Hierarchical Memory System - Agent Memory Architecture

Overview

Inspired by human memory systems, hierarchical memory organizes agent memory into multiple levels with different capacities, access speeds, and retention characteristics. This enables efficient handling of both immediate context and long-term knowledge.

Memory Levels

Working Memory (L1)

Immediate context:

Capacity: Small (fits in context window)

Duration: Current conversation/task

Access: Instant (in prompt)

Content: Active task state, recent exchanges

Short-term Memory (L2)

Recent history:

Capacity: Medium (hundreds of items)

Duration: Hours to days

Access: Fast vector search

Content: Recent conversations, temporary facts

Long-term Memory (L3)

Persistent knowledge:

Capacity: Large (unlimited with scaling)

Duration: Indefinite

Access: Standard vector search

Content: User profile, historical summaries, learned facts

Archival Memory (L4)

Cold storage:

Capacity: Very large

Duration: Permanent

Access: Slower, batch retrieval

Content: Old conversations, audit logs, rarely-accessed data

Architecture Flow

┌─────────────────────────────────────────────────────────────┐

│ CURRENT CONVERSATION │

└──────────────────────────┬──────────────────────────────────┘

│

▼

┌─────────────────────────────────────────────────────────────┐

│ L1: Working Memory (In Context) │

│ ├── Current task state │

│ ├── Last N messages │

│ └── Retrieved context from lower levels │

└──────────────────────────┬──────────────────────────────────┘

│ overflow / retrieval

▼

┌─────────────────────────────────────────────────────────────┐

│ L2: Short-term Memory (Hot Storage) │

│ ├── Today's conversations │

│ ├── Active project context │

│ └── Recently accessed memories │

└──────────────────────────┬──────────────────────────────────┘

│ consolidation / retrieval

▼

┌─────────────────────────────────────────────────────────────┐

│ L3: Long-term Memory (Warm Storage) │

│ ├── User profile and preferences │

│ ├── Conversation summaries │

│ └── Learned facts and patterns │

└──────────────────────────┬──────────────────────────────────┘

│ archival / deep retrieval

▼

┌─────────────────────────────────────────────────────────────┐

│ L4: Archival Memory (Cold Storage) │

│ ├── Historical conversations (full text) │

│ ├── Audit trails │

│ └── Rarely accessed data │

└─────────────────────────────────────────────────────────────┘

Movement Between Levels

Promotion (Cold → Hot)

When archived memory becomes relevant:

User asks about old conversation

Pattern matching finds historical relevance

Explicit user request to recall

Demotion (Hot → Cold)

As memories age or lose relevance:

Time-based aging

Access frequency tracking

Importance score decay

Consolidation into summaries

Consolidation

Transform detailed memories into summaries:

Multiple conversations → Single summary

Repeated facts → Confident knowledge

Episodes → Learned patterns

Reduce storage, preserve meaning

Retrieval Strategy

Query Planning

When a query arrives:

Check L1 (already in context)

Fast search L2 (recent, likely relevant)

Search L3 if needed (broader knowledge)

Deep search L4 only if explicitly needed

Relevance Scoring

Combine multiple signals:

Semantic similarity to query

Recency (prefer recent for same relevance)

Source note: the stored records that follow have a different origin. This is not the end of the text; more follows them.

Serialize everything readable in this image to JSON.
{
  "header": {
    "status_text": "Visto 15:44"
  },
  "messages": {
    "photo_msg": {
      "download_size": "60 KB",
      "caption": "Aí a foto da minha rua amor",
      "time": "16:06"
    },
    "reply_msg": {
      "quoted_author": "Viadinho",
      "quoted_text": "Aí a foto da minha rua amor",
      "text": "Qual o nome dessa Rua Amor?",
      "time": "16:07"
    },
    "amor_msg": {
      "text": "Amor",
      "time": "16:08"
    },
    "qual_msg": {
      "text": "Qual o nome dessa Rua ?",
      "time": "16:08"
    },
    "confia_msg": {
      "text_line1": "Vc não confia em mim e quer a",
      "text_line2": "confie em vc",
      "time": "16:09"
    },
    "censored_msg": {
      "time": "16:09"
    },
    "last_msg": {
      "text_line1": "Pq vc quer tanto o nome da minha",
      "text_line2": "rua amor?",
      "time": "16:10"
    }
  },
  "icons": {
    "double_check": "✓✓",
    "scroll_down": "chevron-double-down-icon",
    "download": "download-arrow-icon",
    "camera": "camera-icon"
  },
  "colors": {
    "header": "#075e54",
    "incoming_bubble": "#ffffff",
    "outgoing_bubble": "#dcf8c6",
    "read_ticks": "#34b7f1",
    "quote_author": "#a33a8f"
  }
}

Access frequency (often-used = important)

Explicit importance tags

Source level (L2 > L3 for active context)

Budget Allocation

Distribute context window budget:

Reserve space for L1 (essential current state)

Allocate to L2 (recent relevant context)

Fill remaining with L3 (background knowledge)

L4 only on specific request

Consolidation Process

When to Consolidate

End of conversation → Summarize

End of day → Roll up short-term

Periodic maintenance → Compress long-term

Storage thresholds → Archive old data

What to Preserve

During consolidation, keep:

Key facts and decisions

Important preferences expressed

Significant events

Patterns and trends

What to Discard

Safe to compress or remove:

Routine exchanges

Superseded information

Duplicate facts

Low-importance details

Implementation with Qdrant

Collection per Level

L2: Collection "memory_short_term"

- High-performance configuration

- Aggressive indexing

- Small payload limits

L3: Collection "memory_long_term"

- Balanced configuration

- Standard indexing

- Full payloads

L4: Collection "memory_archive"

- Cost-optimized configuration

- Minimal indexing

- Compressed storage

Tiered Search

# Fast path - check hot memory first

l2_results = search(collection="memory_short_term", limit=5)

if sufficient_relevance(l2_results):

return l2_results

# Slower path - check warm memory

l3_results = search(collection="memory_long_term", limit=5)

return merge(l2_results, l3_results)

Benefits

Efficient context window usage

Fast retrieval for common cases

Cost-effective storage scaling

Natural memory lifecycle

Mirrors human intuition